Economy being henceforth imposed upon him, he lunched at home on a chop and a glass of ale. In the early afternoon, not knowing exactly how to spend his time, he walked towards the busy streets, and at length entered his club. In the library sat only one man, sunk in an easy chair, busied with a book. It was Lord Dymchurch; at Lashmar's approach, he looked up, smiled, and rose to take the offered hand.
"I disturb you," said Dyce.
"There's no denying it," was the pleasant answer, "but I am quite ready to be disturbed. You know this, of course?"
He showed Spencer's "The Man versus the State."
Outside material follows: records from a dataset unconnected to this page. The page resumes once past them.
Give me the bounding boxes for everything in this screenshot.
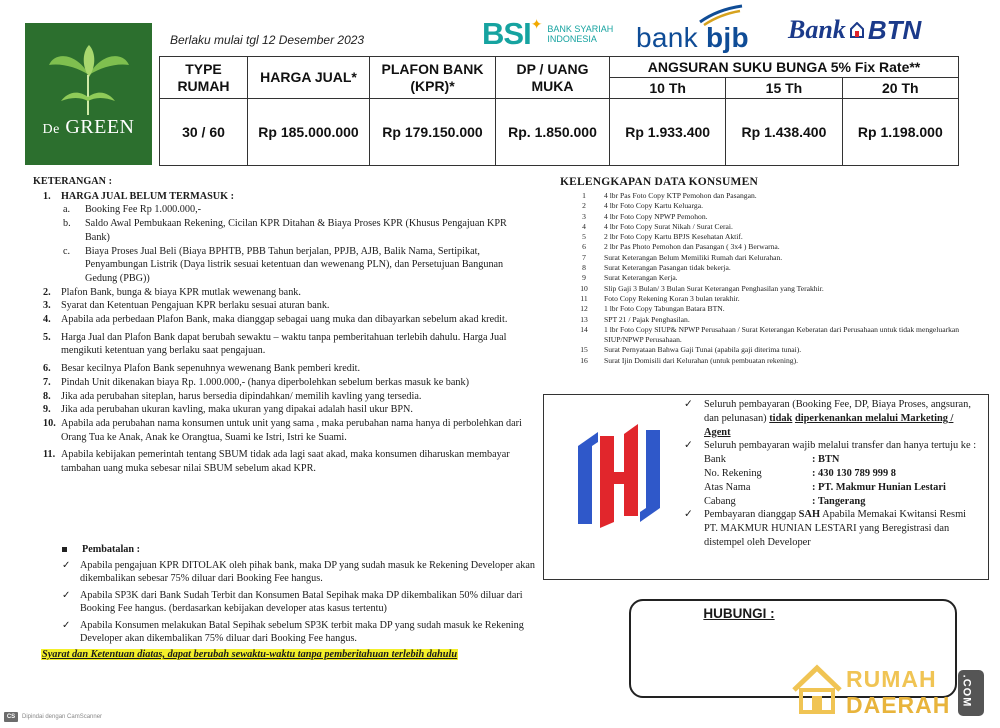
account-label: No. Rekening	[704, 467, 762, 479]
subitem-text: Booking Fee Rp 1.000.000,-	[85, 204, 202, 216]
item-number: 11.	[43, 449, 56, 461]
pembatalan-item-text: Apabila Konsumen melakukan Batal Sepihak sebelum SP3K terbit maka DP yang sudah masuk ke Rekening Developer akan dikembalikan 75% diluar dari Booking Fee hangus.	[80, 619, 524, 644]
kelengkapan-item-text: Surat Keterangan Belum Memiliki Rumah dari Kelurahan.	[604, 252, 783, 262]
kelengkapan-item	[578, 273, 978, 283]
subitem-text: Biaya Proses Jual Beli (Biaya BPHTB, PBB Tahun berjalan, PPJB, AJB, Balik Nama, Sertipikat, Penyambungan Listrik (Daya listrik sesuai ketentuan dan wewenang PLN), dan Persetujuan Bangunan Gedung (PBG))	[85, 245, 504, 284]
kelengkapan-item-text: Surat Keterangan Kerja.	[604, 273, 678, 283]
btn-logo	[788, 14, 921, 46]
item-text: Apabila ada perubahan nama konsumen untuk unit yang sama , maka perubahan nama hanya di perbolehkan dari Orang Tua ke Anak, Anak ke Orangtua, Suami ke Istri, Istri ke Suami.	[61, 417, 522, 443]
kelengkapan-item	[578, 304, 978, 314]
logo-wordmark	[25, 116, 152, 139]
check-icon: ✓	[62, 619, 71, 631]
item-number: 7.	[43, 376, 51, 388]
item-text: Jika ada perubahan ukuran kavling, maka ukuran yang dipakai adalah hasil ukur BPN.	[61, 404, 413, 416]
pembatalan-title	[60, 543, 535, 557]
kelengkapan-item	[578, 253, 978, 263]
kelengkapan-item-text: SPT 21 / Pajak Penghasilan.	[604, 314, 690, 324]
item-text: Syarat dan Ketentuan Pengajuan KPR berlaku sesuai aturan bank.	[61, 300, 330, 312]
item-number: 6.	[43, 363, 51, 375]
kelengkapan-item	[578, 284, 978, 294]
item-text: Besar kecilnya Plafon Bank sepenuhnya wewenang Bank pemberi kredit.	[61, 363, 361, 375]
payment-p1-tidak: tidak	[769, 412, 793, 424]
bjb-logo	[636, 4, 766, 54]
kelengkapan-item-number: 5	[582, 232, 586, 242]
subitem-letter: a.	[63, 204, 71, 216]
kelengkapan-item-number: 1	[582, 191, 586, 200]
payment-p3-sah: SAH	[798, 509, 821, 521]
account-label: Bank	[704, 454, 726, 466]
col-15th-header: 15 Th	[726, 78, 842, 99]
keterangan-subitem	[33, 245, 533, 286]
col-angsuran-header: ANGSURAN SUKU BUNGA 5% Fix Rate**	[610, 57, 959, 78]
check-icon: ✓	[684, 509, 693, 521]
kelengkapan-item	[578, 315, 978, 325]
col-dp-header: DP / UANG MUKA	[496, 57, 610, 99]
kelengkapan-item	[578, 345, 978, 355]
kelengkapan-item-number: 11	[580, 293, 588, 303]
bjb-name: bjb	[706, 22, 749, 53]
item-number: 4.	[43, 314, 51, 326]
item-number: 2.	[43, 286, 51, 298]
account-row-cabang	[704, 495, 978, 509]
account-row-rekening	[704, 467, 978, 481]
item-text: Apabila kebijakan pemerintah tentang SBUM tidak ada lagi saat akad, maka konsumen diharuskan membayar tambahan uang muka sebesar nilai SBUM sebelum akad KPR.	[61, 449, 510, 475]
watermark-line2: DAERAH	[846, 692, 951, 718]
bullet-square-icon	[62, 547, 67, 552]
keterangan-item	[33, 417, 533, 444]
cell-angsuran-15: Rp 1.438.400	[726, 99, 842, 166]
kelengkapan-item-number: 6	[582, 242, 586, 252]
payment-item	[678, 508, 978, 549]
col-harga-header: HARGA JUAL*	[248, 57, 370, 99]
kelengkapan-item-number: 12	[580, 304, 588, 314]
kelengkapan-title: KELENGKAPAN DATA KONSUMEN	[560, 176, 758, 188]
kelengkapan-item-text: 4 lbr Foto Copy Kartu Keluarga.	[604, 201, 703, 211]
price-table-row	[160, 99, 959, 166]
price-table-header-row	[160, 57, 959, 78]
pembatalan-section	[60, 543, 535, 649]
item-text: Plafon Bank, bunga & biaya KPR mutlak wewenang bank.	[61, 286, 301, 298]
disclaimer-text: Syarat dan Ketentuan diatas, dapat berubah sewaktu-waktu tanpa pemberitahuan terlebih dahulu	[42, 649, 458, 660]
keterangan-subitem	[33, 203, 533, 217]
payment-p1-emphasis: diperkenankan melalui Marketing / Agent	[704, 412, 954, 438]
keterangan-item	[33, 286, 533, 300]
check-icon: ✓	[62, 559, 71, 571]
pembatalan-item	[60, 619, 535, 646]
keterangan-item	[33, 448, 533, 475]
kelengkapan-item-text: 4 lbr Foto Copy NPWP Pemohon.	[604, 211, 708, 221]
col-10th-header: 10 Th	[610, 78, 726, 99]
logo-brand: GREEN	[65, 116, 135, 138]
pembatalan-item-text: Apabila SP3K dari Bank Sudah Terbit dan Konsumen Batal Sepihak maka DP dikembalikan 50% diluar dari Booking Fee hangus. (berdasarkan kebijakan developer atas kasus tertentu)	[80, 589, 523, 614]
item-number: 8.	[43, 390, 51, 402]
bsi-subtitle	[547, 24, 613, 44]
item-text: Pindah Unit dikenakan biaya Rp. 1.000.000,- (hanya diperbolehkan sebelum berkas masuk ke bank)	[61, 376, 469, 388]
keterangan-item	[33, 331, 533, 358]
kelengkapan-item-text: Surat Ijin Domisili dari Kelurahan (untuk pembuatan rekening).	[604, 355, 799, 365]
account-label: Atas Nama	[704, 481, 751, 493]
item-text: Apabila ada perbedaan Plafon Bank, maka dianggap sebagai uang muka dan dibayarkan sebelum akad kredit.	[61, 314, 508, 326]
account-label: Cabang	[704, 495, 736, 507]
kelengkapan-item	[578, 201, 978, 211]
col-plafon-header: PLAFON BANK (KPR)*	[370, 57, 496, 99]
kelengkapan-item-number: 3	[582, 211, 586, 221]
star-icon: ✦	[530, 17, 543, 33]
payment-p1-text: Seluruh pembayaran (Booking Fee, DP, Biaya Proses, angsuran, dan pelunasan)	[704, 399, 971, 424]
pembatalan-item	[60, 589, 535, 616]
kelengkapan-item-number: 7	[582, 252, 586, 262]
kelengkapan-item-number: 16	[580, 355, 588, 365]
contact-title: HUBUNGI :	[703, 606, 775, 621]
watermark-line1: RUMAH	[846, 666, 937, 692]
keterangan-subitem	[33, 217, 533, 244]
kelengkapan-item	[578, 232, 978, 242]
kelengkapan-item-text: Surat Keterangan Pasangan tidak bekerja.	[604, 263, 731, 273]
developer-logo	[25, 23, 152, 165]
company-logo-icon	[570, 424, 668, 529]
btn-name: BTN	[867, 14, 922, 45]
kelengkapan-item	[578, 294, 978, 304]
kelengkapan-item-text: 2 lbr Foto Copy Kartu BPJS Kesehatan Aktif.	[604, 232, 743, 242]
effective-date: Berlaku mulai tgl 12 Desember 2023	[170, 33, 365, 47]
watermark	[790, 664, 995, 724]
account-value: : BTN	[812, 454, 840, 466]
bank-account-details	[678, 453, 978, 508]
kelengkapan-item-number: 9	[582, 273, 586, 283]
kelengkapan-item	[578, 222, 978, 232]
camscanner-icon: CS	[4, 712, 18, 722]
account-value: : PT. Makmur Hunian Lestari	[812, 481, 946, 493]
item-number: 9.	[43, 404, 51, 416]
kelengkapan-item-number: 8	[582, 263, 586, 273]
kelengkapan-item-number: 4	[582, 221, 586, 231]
bsi-sub2: INDONESIA	[547, 34, 597, 44]
col-type-header: TYPE RUMAH	[160, 57, 248, 99]
cell-angsuran-20: Rp 1.198.000	[842, 99, 958, 166]
kelengkapan-item-text: 1 lbr Foto Copy SIUP& NPWP Perusahaan / Surat Keterangan Keberatan dari Perusahaan untuk tidak mengeluarkan SIUP/NPWP Perusahaan.	[604, 324, 960, 345]
keterangan-item	[33, 403, 533, 417]
house-icon	[850, 22, 864, 38]
account-row-bank	[704, 453, 978, 467]
account-row-nama	[704, 481, 978, 495]
pembatalan-item	[60, 559, 535, 586]
kelengkapan-item	[578, 191, 978, 201]
price-table	[159, 56, 959, 166]
kelengkapan-item-text: Foto Copy Rekening Koran 3 bulan terakhir.	[604, 293, 740, 303]
check-icon: ✓	[684, 399, 693, 410]
keterangan-item	[33, 190, 533, 204]
subitem-letter: c.	[63, 245, 71, 257]
kelengkapan-item	[578, 356, 978, 366]
kelengkapan-item-text: 2 lbr Pas Photo Pemohon dan Pasangan ( 3x4 ) Berwarna.	[604, 242, 780, 252]
check-icon: ✓	[684, 440, 693, 452]
logo-sup: De	[42, 122, 60, 137]
kelengkapan-list	[578, 191, 978, 366]
subitem-letter: b.	[63, 218, 71, 230]
watermark-com-text: .COM	[960, 674, 973, 708]
leaf-icon	[47, 45, 131, 117]
keterangan-item	[33, 362, 533, 376]
item-number: 3.	[43, 300, 51, 312]
kelengkapan-item	[578, 242, 978, 252]
cell-plafon: Rp 179.150.000	[370, 99, 496, 166]
kelengkapan-item-text: 4 lbr Pas Foto Copy KTP Pemohon dan Pasangan.	[604, 191, 757, 200]
cell-harga: Rp 185.000.000	[248, 99, 370, 166]
keterangan-item	[33, 390, 533, 404]
cell-dp: Rp. 1.850.000	[496, 99, 610, 166]
keterangan-title: KETERANGAN :	[33, 176, 112, 187]
kelengkapan-item	[578, 325, 978, 346]
payment-p3-pre: Pembayaran dianggap	[704, 509, 797, 521]
btn-prefix: Bank	[788, 15, 846, 44]
col-20th-header: 20 Th	[842, 78, 958, 99]
scanner-footer	[4, 712, 102, 722]
cell-angsuran-10: Rp 1.933.400	[610, 99, 726, 166]
kelengkapan-item-number: 10	[580, 283, 588, 293]
account-value: : Tangerang	[812, 495, 866, 507]
keterangan-item	[33, 313, 533, 327]
account-value: : 430 130 789 999 8	[812, 467, 896, 479]
kelengkapan-item-number: 14	[580, 324, 588, 334]
cell-type: 30 / 60	[160, 99, 248, 166]
keterangan-item	[33, 299, 533, 313]
item-text: Jika ada perubahan siteplan, harus bersedia dipindahkan/ memilih kavling yang tersedia.	[61, 390, 422, 402]
scanner-text: Dipindai dengan CamScanner	[22, 714, 103, 720]
payment-item	[678, 439, 978, 453]
bsi-logo	[482, 16, 613, 52]
bjb-prefix: bank	[636, 22, 706, 53]
kelengkapan-item-number: 15	[580, 345, 588, 355]
item-number: 5.	[43, 331, 51, 343]
item-text: Harga Jual dan Plafon Bank dapat berubah sewaktu – waktu tanpa pemberitahuan terlebih dahulu. Harga Jual mengikuti ketentuan yang berlaku saat pengajuan.	[61, 331, 507, 357]
payment-p3-text: Apabila Memakai Kwitansi Resmi PT. MAKMUR HUNIAN LESTARI yang Beregistrasi dan distempel oleh Developer	[704, 509, 967, 548]
watermark-com-badge	[958, 670, 984, 716]
item-number: 10.	[43, 417, 56, 429]
payment-item	[678, 398, 978, 439]
bsi-wordmark: BSI	[482, 16, 531, 51]
kelengkapan-item-text: Slip Gaji 3 Bulan/ 3 Bulan Surat Keterangan Penghasilan yang Terakhir.	[604, 283, 824, 293]
pembatalan-item-text: Apabila pengajuan KPR DITOLAK oleh pihak bank, maka DP yang sudah masuk ke Rekening Developer akan dikembalikan sebesar 75% diluar dari Booking Fee hangus.	[80, 559, 535, 584]
item-number: 1.	[43, 190, 51, 202]
house-icon	[790, 664, 844, 716]
kelengkapan-item-text: 1 lbr Foto Copy Tabungan Batara BTN.	[604, 304, 725, 314]
kelengkapan-item	[578, 212, 978, 222]
kelengkapan-item-text: Surat Pernyataan Bahwa Gaji Tunai (apabila gaji diterima tunai).	[604, 345, 802, 355]
bsi-sub1: BANK SYARIAH	[547, 24, 614, 34]
kelengkapan-item-number: 13	[580, 314, 588, 324]
check-icon: ✓	[62, 589, 71, 601]
subitem-text: Saldo Awal Pembukaan Rekening, Cicilan KPR Ditahan & Biaya Proses KPR (Khusus Pengajuan KPR Bank)	[85, 218, 507, 243]
kelengkapan-item	[578, 263, 978, 273]
pembatalan-title-text: Pembatalan :	[82, 544, 141, 555]
kelengkapan-item-number: 2	[582, 201, 586, 211]
keterangan-item	[33, 376, 533, 390]
payment-terms	[678, 398, 978, 550]
payment-p2-text: Seluruh pembayaran wajib melalui transfer dan hanya tertuju ke :	[704, 440, 977, 452]
bjb-wordmark	[636, 22, 749, 54]
keterangan-section	[33, 175, 533, 476]
item-text: HARGA JUAL BELUM TERMASUK :	[61, 190, 235, 202]
kelengkapan-item-text: 4 lbr Foto Copy Surat Nikah / Surat Cerai.	[604, 221, 733, 231]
"Yes," answered Dyce, "and I think it a mistake from beginning to end."
"How so?"
Lord Dymchurch was about thirty, slight in build, rather languid in his movements, conventionally dressed but without any gloss or scrupulous finish, and in manners peculiarly gentle. His countenance, naturally grave, expressed the man of thought rather than of action; its traits, at the same time, preserved a curious youthfulness, enhanced by the fact of his wearing neither moustache nor beard; when he smiled, it was with an almost boyish frankness, irresistible in its appeal to the good will of the beholder. Yet the corners of his eyes were touched with the crow's foot, and his hair began to be brindled, tokens which had their confirmation on brow and lip as often as he lost himself in musing. He had a soft voice, habitually subdued. His way of talking inclined to the quietly humorous, and was as little self-assertive as man's talk can be; but he kept his eyes fixed on anyone who conversed with him, and that clear, kindly gaze offered no encouragement to pretentiousness or any other idle characteristic. Dyce Lashmar, it might have been noticed, betrayed a certain deference before Lord Dymchurch, and was not wholly at his ease; however decidedly he spoke, his accent lacked the imperturbable confidence which usually distinguished it.